Book Review: Don Quixote

The best novel in the universe. So many richly fascinating episodes, such finely balanced tragicomedy, it is alternately hilarious and painful. The sublime visionary Quixote and the slyly Rabelaisian Sancho together form the ultimate human personality. Striking through the masks of materialism to create new spiritual values, Don Quixote proclaims "I know who I am, and who I may be if I choose."

This book has been dear to my heart and I have read it multiple times over the last decade. On my first reading, at the idealistic age of seventeen, I was enamored with Quixote's heroics, absurd though they are, and wished to be his apostle. A second reading revealed to me the richness of the character of Sancho Panza, as well as some of the darker shadings of Quixote's madness and violence. Having read it several times since, I see Quixote and Sancho as related aspects of a universal human character, as a lovely and pugnacious friendship, and as showing the best and worst in each of us, all served with generous doses of humor. 
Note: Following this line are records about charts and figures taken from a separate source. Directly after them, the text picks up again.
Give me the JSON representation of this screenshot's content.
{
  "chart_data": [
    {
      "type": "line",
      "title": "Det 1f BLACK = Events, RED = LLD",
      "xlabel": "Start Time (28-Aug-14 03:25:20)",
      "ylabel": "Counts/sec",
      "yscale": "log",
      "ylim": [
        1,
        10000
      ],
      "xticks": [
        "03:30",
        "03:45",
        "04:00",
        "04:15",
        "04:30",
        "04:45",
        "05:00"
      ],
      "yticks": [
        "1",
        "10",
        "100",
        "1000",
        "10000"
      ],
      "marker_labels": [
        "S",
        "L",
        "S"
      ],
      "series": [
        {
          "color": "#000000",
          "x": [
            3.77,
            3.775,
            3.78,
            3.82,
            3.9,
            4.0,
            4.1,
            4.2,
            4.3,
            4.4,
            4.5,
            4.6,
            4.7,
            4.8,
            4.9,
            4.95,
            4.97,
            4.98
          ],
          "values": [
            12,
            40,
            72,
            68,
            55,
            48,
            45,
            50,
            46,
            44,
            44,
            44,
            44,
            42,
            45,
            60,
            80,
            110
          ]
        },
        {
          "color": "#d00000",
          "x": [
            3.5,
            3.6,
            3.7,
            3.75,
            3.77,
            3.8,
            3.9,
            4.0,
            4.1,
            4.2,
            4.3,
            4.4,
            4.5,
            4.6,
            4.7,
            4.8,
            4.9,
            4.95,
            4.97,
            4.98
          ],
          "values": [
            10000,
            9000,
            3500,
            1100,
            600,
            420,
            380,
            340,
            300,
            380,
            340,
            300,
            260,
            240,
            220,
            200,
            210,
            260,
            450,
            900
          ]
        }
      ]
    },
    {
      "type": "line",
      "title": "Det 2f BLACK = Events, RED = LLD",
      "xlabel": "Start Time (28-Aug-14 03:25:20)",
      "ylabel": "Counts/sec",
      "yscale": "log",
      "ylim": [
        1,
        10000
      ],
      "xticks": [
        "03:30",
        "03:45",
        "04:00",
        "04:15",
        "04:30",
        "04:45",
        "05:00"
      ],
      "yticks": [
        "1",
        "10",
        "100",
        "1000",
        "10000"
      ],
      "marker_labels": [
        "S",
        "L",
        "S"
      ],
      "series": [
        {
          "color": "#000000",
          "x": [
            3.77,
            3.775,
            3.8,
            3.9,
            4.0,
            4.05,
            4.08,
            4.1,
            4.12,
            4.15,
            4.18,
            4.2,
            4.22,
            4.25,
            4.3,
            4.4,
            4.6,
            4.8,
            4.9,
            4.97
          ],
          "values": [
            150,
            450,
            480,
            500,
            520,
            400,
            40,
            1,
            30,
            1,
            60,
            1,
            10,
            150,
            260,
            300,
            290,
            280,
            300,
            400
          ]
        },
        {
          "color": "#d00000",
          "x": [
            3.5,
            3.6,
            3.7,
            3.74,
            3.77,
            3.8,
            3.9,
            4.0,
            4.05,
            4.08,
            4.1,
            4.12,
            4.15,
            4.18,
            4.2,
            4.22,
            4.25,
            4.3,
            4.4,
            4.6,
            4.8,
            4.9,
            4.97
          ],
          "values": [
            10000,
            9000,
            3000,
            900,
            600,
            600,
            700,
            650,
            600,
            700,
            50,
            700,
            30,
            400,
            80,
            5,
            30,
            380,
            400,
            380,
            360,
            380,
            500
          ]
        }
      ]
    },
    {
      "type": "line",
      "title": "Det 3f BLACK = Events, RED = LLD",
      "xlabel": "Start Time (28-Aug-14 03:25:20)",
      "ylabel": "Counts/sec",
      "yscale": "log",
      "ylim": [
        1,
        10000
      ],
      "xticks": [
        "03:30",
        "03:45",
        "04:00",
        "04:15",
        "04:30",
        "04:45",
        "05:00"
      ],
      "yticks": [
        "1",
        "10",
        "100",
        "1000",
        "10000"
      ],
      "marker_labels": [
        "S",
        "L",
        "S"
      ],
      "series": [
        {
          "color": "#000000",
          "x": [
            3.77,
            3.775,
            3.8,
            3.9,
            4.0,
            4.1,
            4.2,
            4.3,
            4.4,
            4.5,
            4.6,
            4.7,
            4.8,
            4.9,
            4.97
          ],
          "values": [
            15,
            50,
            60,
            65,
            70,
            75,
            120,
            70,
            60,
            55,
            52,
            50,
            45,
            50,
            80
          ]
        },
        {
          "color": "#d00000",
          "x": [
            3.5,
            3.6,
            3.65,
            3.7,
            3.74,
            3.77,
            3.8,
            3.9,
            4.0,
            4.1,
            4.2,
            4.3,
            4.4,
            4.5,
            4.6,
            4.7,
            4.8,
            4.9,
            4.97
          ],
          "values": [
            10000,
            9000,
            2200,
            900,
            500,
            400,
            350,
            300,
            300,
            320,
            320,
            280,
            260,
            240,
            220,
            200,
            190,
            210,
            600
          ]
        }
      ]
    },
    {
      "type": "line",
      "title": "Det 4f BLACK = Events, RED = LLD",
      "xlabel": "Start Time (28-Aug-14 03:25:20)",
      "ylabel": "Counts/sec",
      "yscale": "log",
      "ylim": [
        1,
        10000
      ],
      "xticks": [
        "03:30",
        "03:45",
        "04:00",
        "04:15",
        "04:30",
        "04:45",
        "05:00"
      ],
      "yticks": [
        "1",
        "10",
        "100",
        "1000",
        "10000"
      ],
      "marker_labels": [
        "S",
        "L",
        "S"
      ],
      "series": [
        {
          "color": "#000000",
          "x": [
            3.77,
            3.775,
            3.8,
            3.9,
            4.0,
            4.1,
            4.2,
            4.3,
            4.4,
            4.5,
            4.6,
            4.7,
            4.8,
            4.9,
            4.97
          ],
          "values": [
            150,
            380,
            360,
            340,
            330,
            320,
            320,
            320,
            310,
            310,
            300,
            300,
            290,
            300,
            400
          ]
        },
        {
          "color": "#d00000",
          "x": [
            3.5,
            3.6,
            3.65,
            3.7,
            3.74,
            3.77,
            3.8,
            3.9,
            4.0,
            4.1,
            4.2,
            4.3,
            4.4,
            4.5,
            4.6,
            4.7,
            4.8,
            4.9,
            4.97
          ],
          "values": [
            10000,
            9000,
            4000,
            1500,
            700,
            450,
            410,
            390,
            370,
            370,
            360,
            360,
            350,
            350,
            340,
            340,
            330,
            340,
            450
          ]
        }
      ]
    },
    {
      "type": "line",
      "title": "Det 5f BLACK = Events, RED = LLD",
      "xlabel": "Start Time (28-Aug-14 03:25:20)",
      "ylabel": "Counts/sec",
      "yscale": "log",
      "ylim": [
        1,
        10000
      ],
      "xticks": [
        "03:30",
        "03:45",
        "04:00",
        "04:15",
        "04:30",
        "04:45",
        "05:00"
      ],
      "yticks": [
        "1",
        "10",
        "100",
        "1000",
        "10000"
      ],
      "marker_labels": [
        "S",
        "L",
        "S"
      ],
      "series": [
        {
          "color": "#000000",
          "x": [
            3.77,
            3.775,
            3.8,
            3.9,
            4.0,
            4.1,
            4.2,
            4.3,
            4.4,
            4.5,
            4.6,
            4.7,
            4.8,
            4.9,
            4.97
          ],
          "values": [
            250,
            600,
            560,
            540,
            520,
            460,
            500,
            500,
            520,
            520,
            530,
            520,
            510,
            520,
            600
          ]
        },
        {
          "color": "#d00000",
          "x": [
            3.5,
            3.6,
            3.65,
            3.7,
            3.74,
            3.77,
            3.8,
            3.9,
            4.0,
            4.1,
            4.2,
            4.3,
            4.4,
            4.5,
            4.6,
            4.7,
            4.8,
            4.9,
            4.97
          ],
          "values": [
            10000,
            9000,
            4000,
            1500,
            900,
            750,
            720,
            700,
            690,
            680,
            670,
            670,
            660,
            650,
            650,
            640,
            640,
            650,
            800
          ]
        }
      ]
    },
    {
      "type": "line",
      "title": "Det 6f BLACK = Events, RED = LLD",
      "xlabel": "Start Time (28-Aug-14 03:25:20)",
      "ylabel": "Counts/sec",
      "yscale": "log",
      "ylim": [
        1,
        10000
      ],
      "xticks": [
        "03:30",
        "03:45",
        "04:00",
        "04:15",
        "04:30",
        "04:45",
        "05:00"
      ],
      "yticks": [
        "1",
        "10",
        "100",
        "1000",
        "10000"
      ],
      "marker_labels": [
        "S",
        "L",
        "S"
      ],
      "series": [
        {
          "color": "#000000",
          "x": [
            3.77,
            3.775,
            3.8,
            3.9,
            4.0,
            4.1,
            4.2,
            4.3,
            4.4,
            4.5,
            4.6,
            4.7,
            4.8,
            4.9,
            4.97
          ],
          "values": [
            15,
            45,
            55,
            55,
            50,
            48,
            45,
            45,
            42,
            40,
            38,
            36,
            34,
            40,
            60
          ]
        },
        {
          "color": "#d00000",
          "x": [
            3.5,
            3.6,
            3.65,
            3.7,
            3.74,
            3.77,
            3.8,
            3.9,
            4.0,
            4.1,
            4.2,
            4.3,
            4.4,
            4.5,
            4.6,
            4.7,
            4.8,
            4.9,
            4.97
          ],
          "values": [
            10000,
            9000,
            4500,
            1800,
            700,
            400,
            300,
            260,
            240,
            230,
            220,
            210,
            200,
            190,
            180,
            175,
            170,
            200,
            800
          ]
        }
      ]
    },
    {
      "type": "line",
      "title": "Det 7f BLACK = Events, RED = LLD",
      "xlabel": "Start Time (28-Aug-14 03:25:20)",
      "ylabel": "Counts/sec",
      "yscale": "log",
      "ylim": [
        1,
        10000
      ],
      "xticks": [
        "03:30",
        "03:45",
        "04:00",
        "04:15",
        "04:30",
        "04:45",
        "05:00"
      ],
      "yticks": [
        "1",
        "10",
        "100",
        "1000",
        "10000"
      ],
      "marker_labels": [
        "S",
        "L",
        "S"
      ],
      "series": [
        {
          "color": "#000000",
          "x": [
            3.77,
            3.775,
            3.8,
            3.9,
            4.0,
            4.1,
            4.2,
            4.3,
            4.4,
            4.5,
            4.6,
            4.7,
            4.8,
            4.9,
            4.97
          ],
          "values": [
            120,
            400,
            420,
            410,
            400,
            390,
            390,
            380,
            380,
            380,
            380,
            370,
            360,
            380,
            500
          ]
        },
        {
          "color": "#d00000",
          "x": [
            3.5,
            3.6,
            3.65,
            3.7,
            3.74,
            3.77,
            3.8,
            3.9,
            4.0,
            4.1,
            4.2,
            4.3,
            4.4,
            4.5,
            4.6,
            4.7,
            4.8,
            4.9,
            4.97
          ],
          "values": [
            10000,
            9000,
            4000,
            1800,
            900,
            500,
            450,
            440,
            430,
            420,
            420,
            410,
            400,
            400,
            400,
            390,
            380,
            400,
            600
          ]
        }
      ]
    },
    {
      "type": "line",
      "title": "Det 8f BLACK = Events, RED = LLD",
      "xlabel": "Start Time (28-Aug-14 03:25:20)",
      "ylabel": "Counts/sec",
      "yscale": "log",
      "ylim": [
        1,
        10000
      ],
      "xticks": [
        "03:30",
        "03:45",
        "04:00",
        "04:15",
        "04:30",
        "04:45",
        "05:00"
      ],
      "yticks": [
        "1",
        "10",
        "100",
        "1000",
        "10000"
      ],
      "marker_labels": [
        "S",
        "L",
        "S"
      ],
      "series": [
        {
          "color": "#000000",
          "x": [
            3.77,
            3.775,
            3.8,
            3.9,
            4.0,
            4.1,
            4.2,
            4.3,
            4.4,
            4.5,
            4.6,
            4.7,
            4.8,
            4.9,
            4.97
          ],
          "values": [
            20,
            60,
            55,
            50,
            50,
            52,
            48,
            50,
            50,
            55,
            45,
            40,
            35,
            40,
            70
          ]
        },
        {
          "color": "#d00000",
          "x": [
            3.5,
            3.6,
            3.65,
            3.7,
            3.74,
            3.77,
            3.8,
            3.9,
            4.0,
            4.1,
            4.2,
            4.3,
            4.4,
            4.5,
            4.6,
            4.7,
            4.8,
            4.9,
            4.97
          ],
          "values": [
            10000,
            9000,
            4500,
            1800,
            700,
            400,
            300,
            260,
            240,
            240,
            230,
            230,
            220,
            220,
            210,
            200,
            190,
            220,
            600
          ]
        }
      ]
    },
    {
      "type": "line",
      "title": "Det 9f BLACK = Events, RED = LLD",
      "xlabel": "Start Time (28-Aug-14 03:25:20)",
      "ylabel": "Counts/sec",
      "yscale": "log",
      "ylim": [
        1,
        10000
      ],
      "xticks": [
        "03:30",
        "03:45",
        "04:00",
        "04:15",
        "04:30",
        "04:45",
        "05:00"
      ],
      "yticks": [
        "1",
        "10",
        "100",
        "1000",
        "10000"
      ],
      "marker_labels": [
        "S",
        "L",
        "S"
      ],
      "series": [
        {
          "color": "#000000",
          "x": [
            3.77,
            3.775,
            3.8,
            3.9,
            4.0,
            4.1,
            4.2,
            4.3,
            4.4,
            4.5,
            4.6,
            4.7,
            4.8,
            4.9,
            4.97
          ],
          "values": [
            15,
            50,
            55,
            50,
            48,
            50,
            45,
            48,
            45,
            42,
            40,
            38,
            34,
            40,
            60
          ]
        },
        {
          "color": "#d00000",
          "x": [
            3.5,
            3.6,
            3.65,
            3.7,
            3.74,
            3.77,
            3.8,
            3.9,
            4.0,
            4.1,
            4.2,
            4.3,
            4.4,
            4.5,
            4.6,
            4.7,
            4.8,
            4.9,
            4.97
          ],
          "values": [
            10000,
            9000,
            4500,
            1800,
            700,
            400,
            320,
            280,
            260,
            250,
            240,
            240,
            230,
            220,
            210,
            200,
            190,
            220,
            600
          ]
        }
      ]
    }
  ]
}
Part One is a sublime parody, and Part Two is a sublimer parody of a parody, as Quixote encounters characters who have read Part One and thus formed various opinions of him. In the decade between the writing of Parts One and Two, an anonymous author published his own spurious part two, and the inconsistencies and frustrations brought about are deliciously absurd. Cervantes was writing an extended prose narrative in a time before novels, and so he is improvising the form as he goes. At times, it all seems postmodern centuries before modernism, as stories within stories, narrators within narrators, and spurious unauthorized characters roam the Spanish countryside.

Don Quixote is episodic in nature, rather than following a classical plotline. It is crammed full of mysterious images, ridiculous situations, and slapstick humor. It is rich and lively and generously rewards repeated readings.